The results come before Ackermann hands the reins of Germany's flagship lender to investment banker Anshu Jain and Germany chief Juergen Fitschen, who are due to take over at the helm as co-chief executives in May.
ACKERMANN'S DECADE
In his decade at the top of Deutsche, Ackermann transformed it from being a German lender specialized in serving industrial companies into an international investment bank with retail banking, asset management and wealth management operations.
In October, Deutsche Bank scrapped an ambitious full-year target of achieving 10 billion euros profit before tax from its core businesses, saying it was no longer within reach as the European debt crisis roiled global markets.

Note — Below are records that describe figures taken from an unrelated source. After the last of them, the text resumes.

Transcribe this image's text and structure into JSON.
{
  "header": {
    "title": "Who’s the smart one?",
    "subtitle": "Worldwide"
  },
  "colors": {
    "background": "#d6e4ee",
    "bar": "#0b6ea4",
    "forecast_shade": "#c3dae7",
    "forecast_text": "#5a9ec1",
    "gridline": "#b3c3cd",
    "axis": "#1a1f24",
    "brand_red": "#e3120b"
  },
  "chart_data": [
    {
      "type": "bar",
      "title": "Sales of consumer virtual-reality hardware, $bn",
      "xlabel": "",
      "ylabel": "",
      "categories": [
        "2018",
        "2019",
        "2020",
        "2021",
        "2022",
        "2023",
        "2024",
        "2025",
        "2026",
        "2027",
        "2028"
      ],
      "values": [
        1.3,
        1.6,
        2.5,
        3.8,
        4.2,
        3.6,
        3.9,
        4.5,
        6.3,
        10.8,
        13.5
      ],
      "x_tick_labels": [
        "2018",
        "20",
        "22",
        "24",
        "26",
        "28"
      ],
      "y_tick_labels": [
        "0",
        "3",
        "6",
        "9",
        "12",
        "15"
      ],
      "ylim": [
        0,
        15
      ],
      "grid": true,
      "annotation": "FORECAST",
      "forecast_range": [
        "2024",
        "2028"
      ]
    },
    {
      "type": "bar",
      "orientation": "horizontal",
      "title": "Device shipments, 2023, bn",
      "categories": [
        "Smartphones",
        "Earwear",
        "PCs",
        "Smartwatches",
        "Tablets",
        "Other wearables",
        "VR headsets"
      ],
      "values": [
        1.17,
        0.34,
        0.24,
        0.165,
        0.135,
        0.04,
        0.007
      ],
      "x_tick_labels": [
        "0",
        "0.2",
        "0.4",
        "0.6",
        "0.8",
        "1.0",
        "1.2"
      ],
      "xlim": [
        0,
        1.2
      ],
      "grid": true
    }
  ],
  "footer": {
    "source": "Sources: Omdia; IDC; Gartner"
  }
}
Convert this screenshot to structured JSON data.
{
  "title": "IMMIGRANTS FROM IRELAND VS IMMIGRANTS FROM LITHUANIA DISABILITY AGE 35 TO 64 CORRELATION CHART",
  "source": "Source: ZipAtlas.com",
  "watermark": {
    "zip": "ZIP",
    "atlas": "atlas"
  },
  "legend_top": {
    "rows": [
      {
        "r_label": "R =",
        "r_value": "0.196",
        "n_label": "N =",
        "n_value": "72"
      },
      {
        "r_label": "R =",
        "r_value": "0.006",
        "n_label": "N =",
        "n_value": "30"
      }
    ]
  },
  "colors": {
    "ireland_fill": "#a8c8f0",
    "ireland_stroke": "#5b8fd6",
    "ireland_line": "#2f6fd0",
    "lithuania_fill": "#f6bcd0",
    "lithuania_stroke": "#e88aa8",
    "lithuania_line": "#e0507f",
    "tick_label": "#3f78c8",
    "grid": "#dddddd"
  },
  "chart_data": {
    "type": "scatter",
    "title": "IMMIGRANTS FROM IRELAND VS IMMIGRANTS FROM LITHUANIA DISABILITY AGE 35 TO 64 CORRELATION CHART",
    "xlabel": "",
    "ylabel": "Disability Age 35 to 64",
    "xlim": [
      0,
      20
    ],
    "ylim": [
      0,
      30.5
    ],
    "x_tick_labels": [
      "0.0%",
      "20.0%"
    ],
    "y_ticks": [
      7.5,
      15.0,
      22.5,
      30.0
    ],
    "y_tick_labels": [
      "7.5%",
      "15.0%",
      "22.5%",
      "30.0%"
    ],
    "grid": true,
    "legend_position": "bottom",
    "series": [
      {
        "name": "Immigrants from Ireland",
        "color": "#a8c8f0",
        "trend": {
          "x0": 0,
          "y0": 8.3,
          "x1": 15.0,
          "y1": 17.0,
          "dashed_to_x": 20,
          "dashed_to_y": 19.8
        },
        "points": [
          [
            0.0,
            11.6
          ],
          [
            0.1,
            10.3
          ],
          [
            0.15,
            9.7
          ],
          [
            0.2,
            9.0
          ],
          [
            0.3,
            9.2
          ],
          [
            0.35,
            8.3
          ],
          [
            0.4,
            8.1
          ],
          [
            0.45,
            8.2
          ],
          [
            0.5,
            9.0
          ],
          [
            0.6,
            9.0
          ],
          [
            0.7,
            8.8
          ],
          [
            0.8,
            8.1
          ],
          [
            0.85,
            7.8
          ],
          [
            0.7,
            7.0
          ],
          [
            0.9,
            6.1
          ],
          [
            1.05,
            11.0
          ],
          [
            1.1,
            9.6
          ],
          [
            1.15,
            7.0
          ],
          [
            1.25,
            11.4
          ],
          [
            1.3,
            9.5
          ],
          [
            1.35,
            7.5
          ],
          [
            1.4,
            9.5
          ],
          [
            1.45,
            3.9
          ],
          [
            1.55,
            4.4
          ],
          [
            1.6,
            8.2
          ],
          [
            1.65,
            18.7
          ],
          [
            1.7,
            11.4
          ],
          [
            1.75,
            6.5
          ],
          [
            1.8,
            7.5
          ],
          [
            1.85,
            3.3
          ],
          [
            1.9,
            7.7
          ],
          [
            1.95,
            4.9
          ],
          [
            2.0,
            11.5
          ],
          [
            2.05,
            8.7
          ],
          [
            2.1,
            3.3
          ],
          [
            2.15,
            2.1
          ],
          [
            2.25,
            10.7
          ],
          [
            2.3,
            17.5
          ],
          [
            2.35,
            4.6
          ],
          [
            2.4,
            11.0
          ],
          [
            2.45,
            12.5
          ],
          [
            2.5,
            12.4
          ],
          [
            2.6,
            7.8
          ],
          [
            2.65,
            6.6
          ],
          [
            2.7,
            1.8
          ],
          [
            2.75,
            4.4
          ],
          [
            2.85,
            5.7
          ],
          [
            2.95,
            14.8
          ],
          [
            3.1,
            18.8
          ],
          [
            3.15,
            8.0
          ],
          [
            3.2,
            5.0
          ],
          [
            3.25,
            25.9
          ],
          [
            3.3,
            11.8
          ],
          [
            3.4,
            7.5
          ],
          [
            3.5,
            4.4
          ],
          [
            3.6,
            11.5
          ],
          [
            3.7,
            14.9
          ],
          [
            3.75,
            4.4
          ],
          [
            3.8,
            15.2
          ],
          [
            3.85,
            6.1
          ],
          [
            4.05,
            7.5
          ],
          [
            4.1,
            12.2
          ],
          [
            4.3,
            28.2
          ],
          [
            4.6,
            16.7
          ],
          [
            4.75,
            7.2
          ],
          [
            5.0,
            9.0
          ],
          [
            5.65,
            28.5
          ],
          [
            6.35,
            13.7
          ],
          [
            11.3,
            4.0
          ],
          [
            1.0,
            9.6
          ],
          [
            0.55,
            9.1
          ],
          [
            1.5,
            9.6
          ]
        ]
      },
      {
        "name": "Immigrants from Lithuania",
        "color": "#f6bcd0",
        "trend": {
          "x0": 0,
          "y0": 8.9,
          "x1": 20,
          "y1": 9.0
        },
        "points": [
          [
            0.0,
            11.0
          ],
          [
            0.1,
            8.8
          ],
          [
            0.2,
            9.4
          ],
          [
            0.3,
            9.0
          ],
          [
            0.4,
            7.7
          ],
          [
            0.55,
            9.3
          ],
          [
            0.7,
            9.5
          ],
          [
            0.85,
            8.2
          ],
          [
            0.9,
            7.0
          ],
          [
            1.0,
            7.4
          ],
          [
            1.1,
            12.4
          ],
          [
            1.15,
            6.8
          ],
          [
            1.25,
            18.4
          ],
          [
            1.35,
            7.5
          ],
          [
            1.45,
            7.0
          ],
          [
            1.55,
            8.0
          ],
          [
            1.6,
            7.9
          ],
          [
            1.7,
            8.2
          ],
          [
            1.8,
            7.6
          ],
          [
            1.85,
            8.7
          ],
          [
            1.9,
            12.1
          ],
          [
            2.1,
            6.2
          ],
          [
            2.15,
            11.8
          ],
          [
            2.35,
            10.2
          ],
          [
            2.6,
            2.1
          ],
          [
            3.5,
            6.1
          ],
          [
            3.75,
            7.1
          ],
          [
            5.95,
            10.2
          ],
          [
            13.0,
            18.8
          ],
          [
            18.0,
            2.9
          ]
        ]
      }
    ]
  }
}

Full-year pretax profit in its core businesses stood at 6.6 billion euros.
Ackermann, a 63-year-old Swiss, joined Deutsche Bank in 1996 and became chief executive in 2002 overseeing four phases of transformation including a shift in strategy with a focus on shareholder value.
When Ackermann took over, the bank's share price was at about 70 euros. On Thursday, Deutsche Bank shares were down 2 percent at 33.36 euros by 3:09 a.m. ET, underperforming a firmer sector index.

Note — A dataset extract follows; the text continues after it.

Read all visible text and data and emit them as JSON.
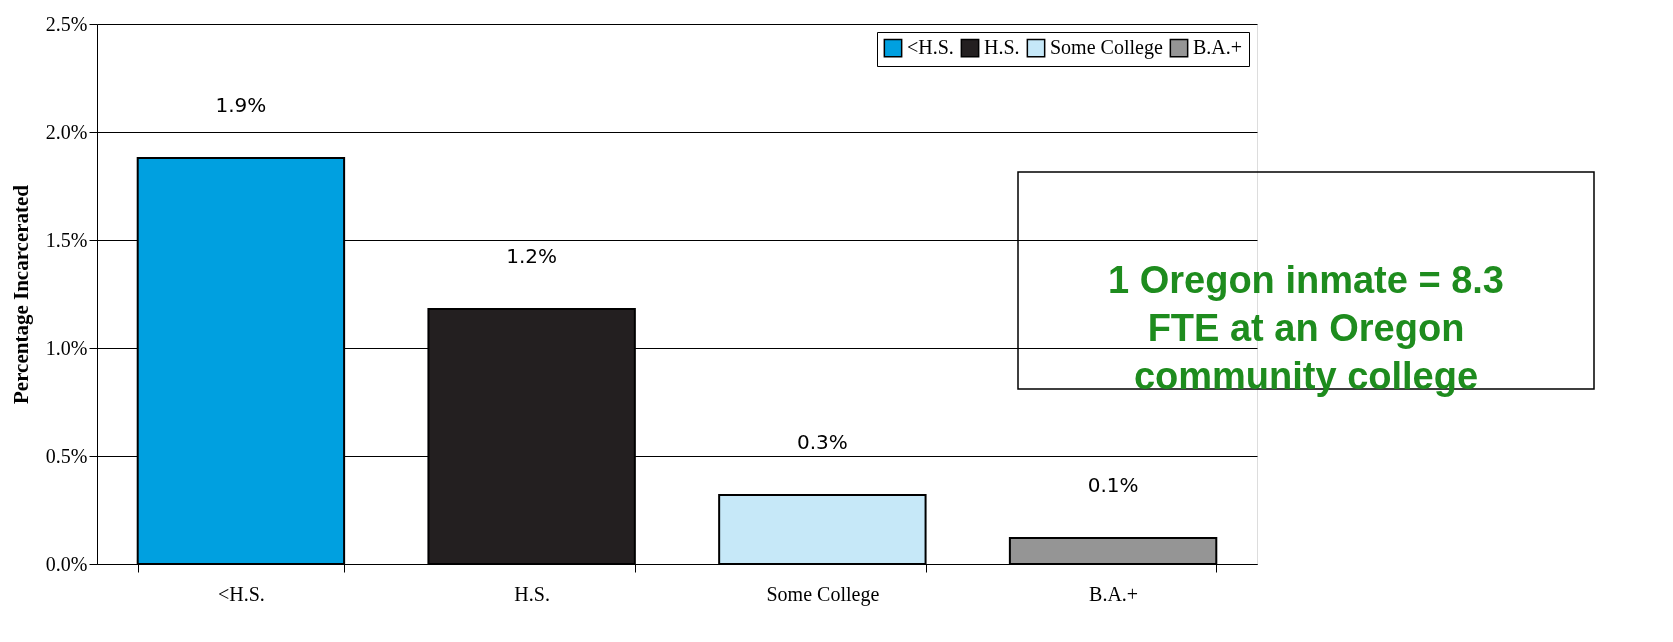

In the early stages of his career, Ackermann aggressively expanded investment banking and cut the bank's dependence on German revenues through global expansion and by unwinding a portfolio of German industrial holdings.
As an advocate of shareholder value in Germany he faced opposition from politicians who said this focus on profitability was not compatible with the "social market economy."
Later, Ackermann set an ambitious target of raising profitability to a pretax return on average active equity of 25 percent, which he first achieved in 2005.
By now, such goals have become harder to achieve as regulators ask lenders to hold more capital reserves to cover potential losses. Deutsche Bank's core tier 1 ratio stood at 9.5 percent at the end of 2011.
Ackermann has said in the past that he wants to plug a 3.2 billion-euro capital shortfall identified by the European Banking Authority mainly by retaining earnings.
The bank said it will still propose to pay shareholders a stable dividend of 0.75 euros a share.